Google Apps Script によるメール送信の落とし穴

前回の 『Google Apps Script で超絶簡単にメール送信する 』では Google Apps Script を利用した Gmail 送信の方法をご紹介しました。

Google Apps Script による Gmail メール送信は、自動でメールを効率的に送信するのに非常に便利です。しかし、通常時にメールを送信する際にはない制限が存在します。

今回は、Google Apps Script でのメールの自動送信を行う上での注意点や機能制限、対策についてご紹介します。

1日あたりのメール受信者制限

個人用無料 Gmail アカウントの場合: 100 / 日
無料版 Google Workspace の場合: 100 / 日
有料版 Google Workspace の場合: 1,500 / 日

この制限は、1通のメールに複数の受信者(To/Cc/Bcc)を設定した場合も適用されます。

「1日あたりのメール受信者」と聞くと、常に特定の一人にしか送らないのであれば何通でもメールを送信できると思われる方もいるかもしれません。しかし、実際は単純に送信したメールの数をカウントします。
例えば、同じ 5 人の受信者にメールを 30 通送信した場合、5 * 30 で 150 をカウントし制限を超えます。

メール受信者数の制限を超えてメールを送信しようとすると処理でエラーが発生してしまいます。そのため、エラーを回避するためにメール受信者数の制限が来た場合は、メールを送信しないようにする必要が出てきます。

残り送信回数の確認

メール受信者数の制限に達したのかを知るために、残りの送信回数を取得する手段についてご紹介します。MailApp.getRemainingDailyQuota() 関数を使用することで、その日の残りのメール送信可能数を取得することができます。これにより、メール受信者数へのエラー対策の処理を行うことができます。

次のコードは、メール送信の前後に MailApp.getRemainingDailyQuota() 関数を入れてあります。 MailApp.sendEmail() 関数 によってメールが送信されたことで送信可能数が消費されたことが確認できます。

console.log(MailApp.getRemainingDailyQuota());

const address = 'ry.kondo@kotovuki.co.jp'
const title = 'メール件名';
const text = 'メール本文'

MailApp.sendEmail(address, title, text);

console.log(MailApp.getRemainingDailyQuota());

次の画像は上のコードを実行した結果です。
メールを送信する前の MailApp.getRemainingDailyQuota() 関数の結果は「1482」でしたが、メール送信後は「1481」と残り数が減っていることがわかるかと思います。

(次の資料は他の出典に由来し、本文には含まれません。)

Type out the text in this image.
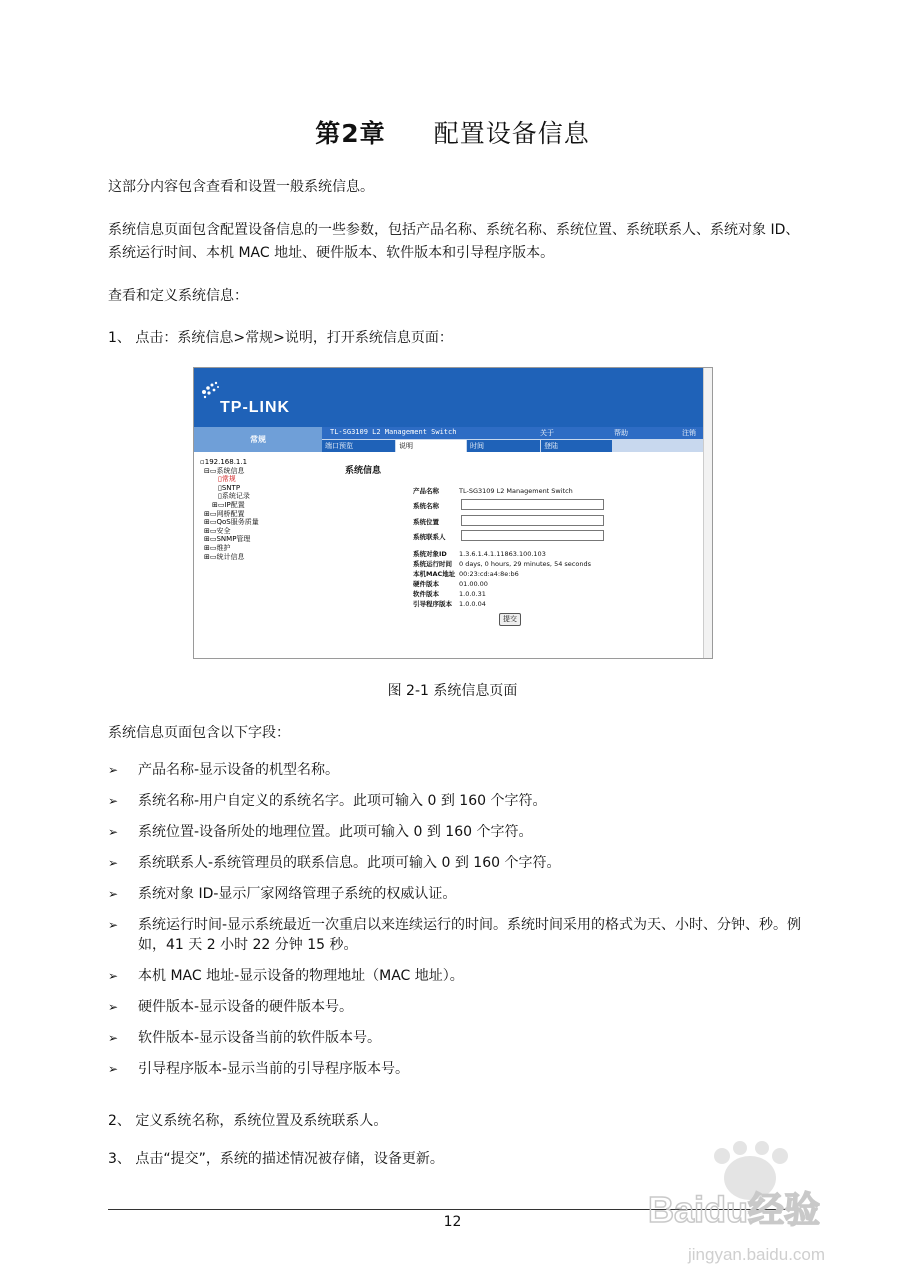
第2章 配置设备信息
这部分内容包含查看和设置一般系统信息。
系统信息页面包含配置设备信息的一些参数，包括产品名称、系统名称、系统位置、系统联系人、系统对象 ID、系统运行时间、本机 MAC 地址、硬件版本、软件版本和引导程序版本。
查看和定义系统信息：
1、 点击：系统信息>常规>说明，打开系统信息页面：
TP-LINK
常规
TL-SG3109 L2 Management Switch	关于	帮助	注销
端口预览	说明	时间	登陆
▫192.168.1.1
⊟▭系统信息
▯常规
▯SNTP
▯系统记录
⊞▭IP配置
⊞▭网桥配置
⊞▭QoS服务质量
⊞▭安全
⊞▭SNMP管理
⊞▭维护
⊞▭统计信息
系统信息
产品名称	TL-SG3109 L2 Management Switch
系统名称
系统位置
系统联系人
系统对象ID 1.3.6.1.4.1.11863.100.103
系统运行时间 0 days, 0 hours, 29 minutes, 54 seconds
本机MAC地址 00:23:cd:a4:8e:b6
硬件版本	01.00.00
软件版本	1.0.0.31
引导程序版本 1.0.0.04
提交
图 2-1 系统信息页面
系统信息页面包含以下字段：
➢ 产品名称-显示设备的机型名称。
➢ 系统名称-用户自定义的系统名字。此项可输入 0 到 160 个字符。
➢ 系统位置-设备所处的地理位置。此项可输入 0 到 160 个字符。
➢ 系统联系人-系统管理员的联系信息。此项可输入 0 到 160 个字符。
➢ 系统对象 ID-显示厂家网络管理子系统的权威认证。
➢ 系统运行时间-显示系统最近一次重启以来连续运行的时间。系统时间采用的格式为天、小时、分钟、秒。例如，41 天 2 小时 22 分钟 15 秒。
➢ 本机 MAC 地址-显示设备的物理地址（MAC 地址）。
➢ 硬件版本-显示设备的硬件版本号。
➢ 软件版本-显示设备当前的软件版本号。
➢ 引导程序版本-显示当前的引导程序版本号。
2、 定义系统名称，系统位置及系统联系人。
3、 点击“提交”，系统的描述情况被存储，设备更新。
12	Baidu经验
jingyan.baidu.com
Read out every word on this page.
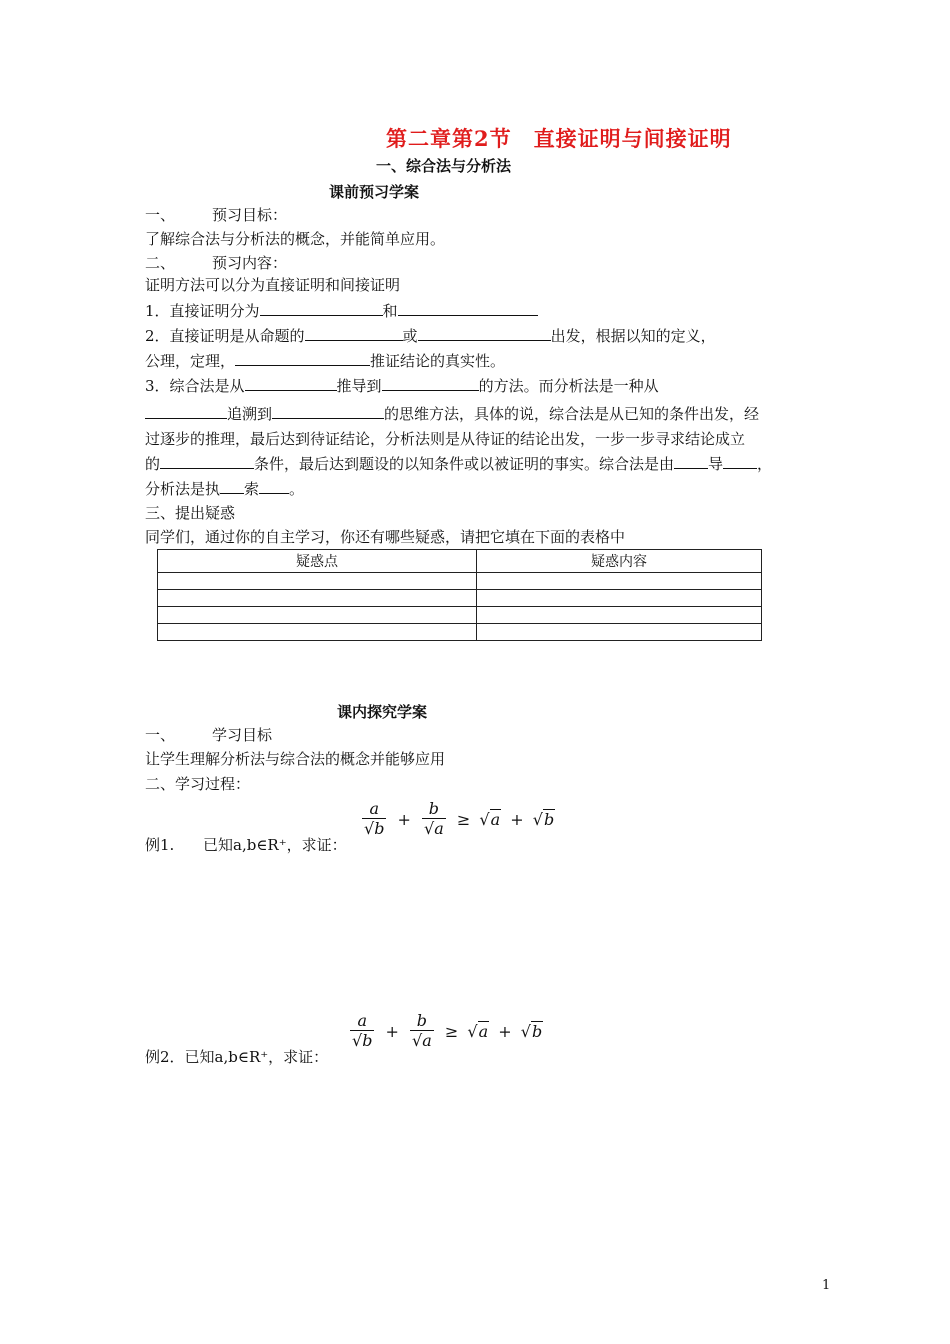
第二章第2节　直接证明与间接证明
一、综合法与分析法
课前预习学案
一、 预习目标：
了解综合法与分析法的概念，并能简单应用。
二、 预习内容：
证明方法可以分为直接证明和间接证明
1．直接证明分为	和
2．直接证明是从命题的	或	出发，根据以知的定义，
公理，定理，	推证结论的真实性。
3．综合法是从	推导到	的方法。而分析法是一种从
追溯到	的思维方法，具体的说，综合法是从已知的条件出发，经
过逐步的推理，最后达到待证结论，分析法则是从待证的结论出发，一步一步寻求结论成立
的	条件，最后达到题设的以知条件或以被证明的事实。综合法是由 导 ，
分析法是执 索 。
三、提出疑惑
同学们，通过你的自主学习，你还有哪些疑惑，请把它填在下面的表格中
疑惑点	疑惑内容

课内探究学案
一、 学习目标
让学生理解分析法与综合法的概念并能够应用
二、学习过程：
例1. 已知a,b∈R⁺，求证：
$\frac{a}{√b} + \frac{b}{√a} \ge √a + √b$
例2．已知a,b∈R⁺，求证：
$\frac{a}{√b} + \frac{b}{√a} \ge √a + √b$
1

MailApp.getRemainingDailyQuota() 関数を使用して、残りの送信回数を確認し、送信予定のメールの数と比較することでエラーを回避できます。

制限の回避

残り送信回数の制限を回避する裏技が実はあります。メールを下書きで作成し、次にその下書きを送信します。これで、送信回数のカウントは回避されます。
そのコードは以下の通りになります。

const address = 'example@kotovuki.co.jp';
const title = 'メールタイトル';
const text = 'メールテキスト';

console.log(MailApp.getRemainingDailyQuota());

const draft = GmailApp.createDraft(address, title, text);
const draftID = draft.getId();
GmailApp.getDraft(draftID).send();console.log(MailApp.getRemainingDailyQuota());

console.log(MailApp.getRemainingDailyQuota());

GmailApp.createDraft(address, title, text); では認証したアカウントでメールの下書きを作成し、そのデータを変数 draft に格納します。draftID = draft.getId(); は 格納したデータから作成した下書きメールの ID を取得します。そして、GmailApp.getDraft(draftID).send(); によって下書きメールを送信できます。
実際にこのコードを実行すると実行ログは次の画像のようになります。

この結果から、残り送信回数が減少しなかったことがわかるかと思います。
この方法を使用することで、メールの送信回数の制限を回避することができます。

まとめ

Google Apps Script によるメール送信は非常に便利ですが、1日あたりのメール受信者数に制限があり注意が必要です。
また、制限を超えたメール送信はエラーが発生するため、送信を実行する前に MailApp.getRemainingDailyQuota() 関数を使用して、残りの送信回数を確認し、送信予定のメールの数と比較し、エラーを回避したり、下書きメールを作成してのメール送信により送信回数の制限を回避するなど、安全に効率よくメールの自動送信が可能になります。